As opposed to Corporations, changing the Board of Directors in an LLC typically does not require filing an amendment with the state of Delaware. However, certain transactions (such as opening a bank account) may necessitate filing of a Certificate of Incumbency by the company.
Registered Agent
A Delaware LLC’s Registered Agent serves as its representative for service of process and official correspondence, receiving letters on its behalf during normal business hours from any government agencies or residents who contact it with official matters related to its operations. They must reside or conduct business legally within Delaware. The Registered Agent should have access to a street address rather than a P.O. box to receive service of process as needed from official channels on behalf of its members or creditors.
Although Delaware law allows owners to act as their own Registered Agent, this practice should generally be avoided. When someone acts as their own Registered Agent, their address appears publicly in Certificates of Formation filed with the Division of Corporations – making this information searchable by anyone online. Additionally, other websites could download those records and republish them themselves, thus making the data easily searchable by anyone.

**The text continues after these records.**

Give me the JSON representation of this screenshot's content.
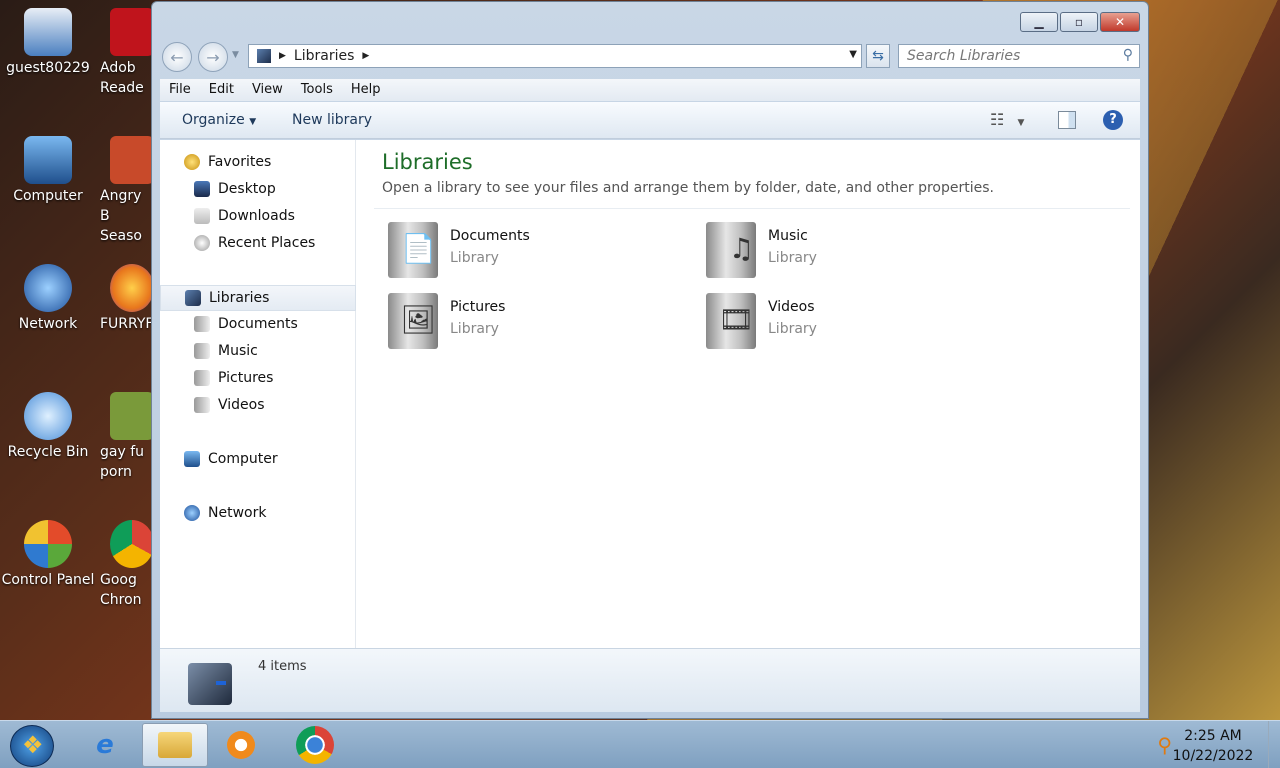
{
  "desktop": {
    "icons": [
      {
        "label": "guest80229",
        "color": "#4a7fc0"
      },
      {
        "label": "Computer",
        "color": "#2f6fb8"
      },
      {
        "label": "Network",
        "color": "#3b8ede"
      },
      {
        "label": "Recycle Bin",
        "color": "#6aaae8"
      },
      {
        "label": "Control Panel",
        "color": "#d03a2a"
      }
    ],
    "icons_col2": [
      {
        "label": "Adob Reade",
        "color": "#c0141c"
      },
      {
        "label": "Angry B Seaso",
        "color": "#c84a2a"
      },
      {
        "label": "FURRYFU",
        "color": "#e8761c"
      },
      {
        "label": "gay fu porn",
        "color": "#7a9a3a"
      },
      {
        "label": "Goog Chron",
        "color": "#3b82d8"
      }
    ]
  },
  "window": {
    "address": {
      "crumb": "Libraries"
    },
    "search_placeholder": "Search Libraries",
    "menu": [
      "File",
      "Edit",
      "View",
      "Tools",
      "Help"
    ],
    "toolbar": {
      "organize": "Organize",
      "new_library": "New library"
    },
    "nav": {
      "favorites": "Favorites",
      "desktop": "Desktop",
      "downloads": "Downloads",
      "recent": "Recent Places",
      "libraries": "Libraries",
      "documents": "Documents",
      "music": "Music",
      "pictures": "Pictures",
      "videos": "Videos",
      "computer": "Computer",
      "network": "Network"
    },
    "header": {
      "title": "Libraries",
      "subtitle": "Open a library to see your files and arrange them by folder, date, and other properties."
    },
    "libraries": [
      {
        "name": "Documents",
        "type": "Library",
        "glyph": "📄"
      },
      {
        "name": "Music",
        "type": "Library",
        "glyph": "♫"
      },
      {
        "name": "Pictures",
        "type": "Library",
        "glyph": "🖼"
      },
      {
        "name": "Videos",
        "type": "Library",
        "glyph": "🎞"
      }
    ],
    "details": {
      "count": "4 items"
    }
  },
  "taskbar": {
    "time": "2:25 AM",
    "date": "10/22/2022"
  }
}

Northwest Registered Agent is the top choice when selecting a Delaware Registered Agent, offering a privacy package to protect directors’ personal data. Their US-based customer support team comprises former lawyers, accountants and small business owners so they have an in-depth knowledge of what entrepreneurs require in order to thrive.
Members
Delaware LLCs are owned by members, which may include natural persons as well as legal entities like corporations, partnerships or other LLCs. There are no restrictions on the number of members in a Delaware LLC and membership can be freely transferred between members; any change to ownership should be documented in an operating agreement for your LLC.
An LLC’s operating flexibility and superior liability shield make it the superior choice in many business arrangements. While corporations must adhere to state statutes for many of their activities, an LLC can set its own flexible rules through an operating agreement contract.

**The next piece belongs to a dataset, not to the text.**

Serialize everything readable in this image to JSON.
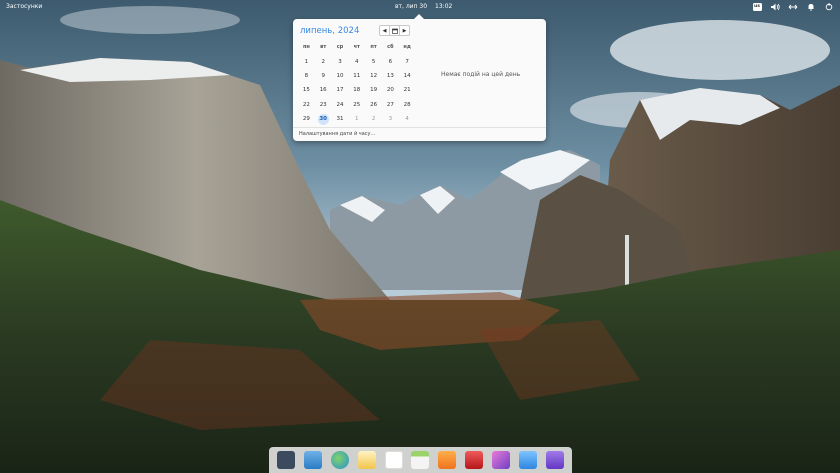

Conversely, corporations’ rights and liabilities for shareholders, directors and officers are governed by state law as well as by-laws of their business entity. A Delaware LLC can choose whether it will be taxed like a C corporation (with double taxation for both corporate profits and personal income), an S or partnership structure for income taxation; making them more suitable options for small businesses.
Managers
As with the Directors, managers in a Delaware LLC may consist of individuals or entities. Members can elect to waive fiduciary duties of these Managers in order to give them more freedom when running the company – this practice is particularly prevalent among private equity deals.
As contract-makers, members can use an LLC operating agreement to limit or waive fiduciary duties typically imposed upon those who control an entity; such as loyalty and care duties. Delaware courts take an expansive interpretational approach in identifying expressly contracted-for fiduciary duties.
Imagine that a real estate investor owns properties through a Delaware limited liability company and sets up another Delawarean limited liability company as its manager and to own California properties of said first one. By doing this, he doesn’t need to register the second firm as a foreign LLC in California nor file its address or name on Statements of Information.